Thursday, May 17, 2012

End of school year performance

So tomorrow, we go to Erin's end of school year performance.  This sounds innocent enough, until you hear the details.  Once I tell you all that, I'm sure you'll join me in wondering just what these people are smoking.

It starts at 8:30 am.
It is comprised entirely of musical numbers.
It is two hours long.
They can't tell us when our kid's class will be on so we can come just for that.
They ask that younger siblings not be brought.
We are expected to sign her out after it's over.

OK, where do we begin with how ridiculous this thing is?  Oh, I know.  TWO HOURS of musical numbers at 8:30 in the morning?!!  Are you KIDDING me?!  The only person I want to hear singing at that hour of the day is Johnny Cash on my iPhone. 

Secondly, we're not supposed to bring younger siblings, so in theory, we're supposed to find a babysitter at this ridiculous hour.  In theory, I could find one, but she is in Hinesville, which is half an hour from here, and it's entirely infeasible to get the boys there and get back for the thing, AND be here to put Erin on the bus.  Not to mention the quarter tank of gas we'd end up wasting in the process.  The babysitter thing is NOT happening.  The boys are coming to the show, and if anyone has anything to say about it, well.... let them.

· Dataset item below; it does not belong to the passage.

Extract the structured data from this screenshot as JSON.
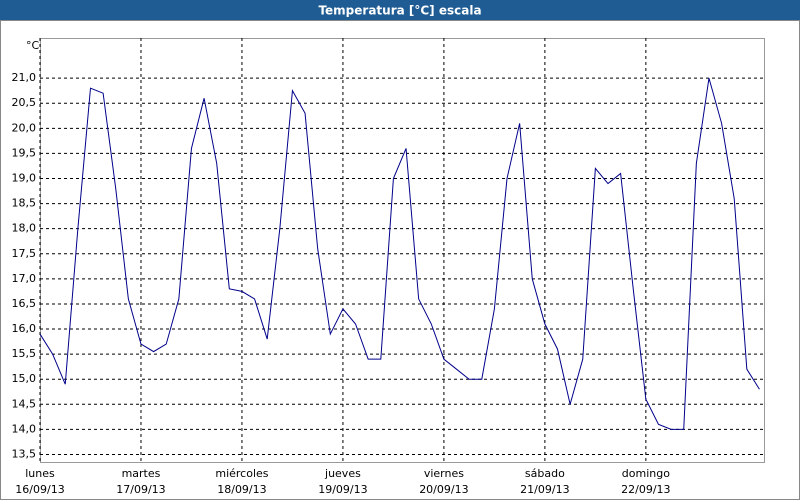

I can just imagine the meeting to plan this thing.  The sadistic principal rubbing her hands together maniacally, and saying, "LET'S MAKE IT TWO HOURS LONG!!!"  Then Erin's crazy teacher chimes in, "ALL MUSICAL NUMBERS!!" and the janitor says, "MAKE IT START AT 8 IN THE MORNING!!!", and the cafeteria lady says excitedly, "AND SAY NO YOUNGER SIBLINGS ARE ALLOWED SO THAT THE ONES WHO DON'T HAVE FAMILY HERE REALLY HAVE TO SWEAT OVER IT!!!" Smiling evilly, the principal says, in a voice reminiscent of Montgomery Burns on The Simpsons, "Excellent.  We'll sell DVD's for $9.99, and send home flyers about it repeatedly, marking them as "First Notice, Second Notice, and Third Notice" as if they're late on their electric bill." and they all laugh together BWAHAHAHAHAHAHAHA!!!! The town of Pembroke will never be the same!!!

Tomorrow.  I think I'll take a giant thermos of coffee.  If they have a problem with that, well, too bad.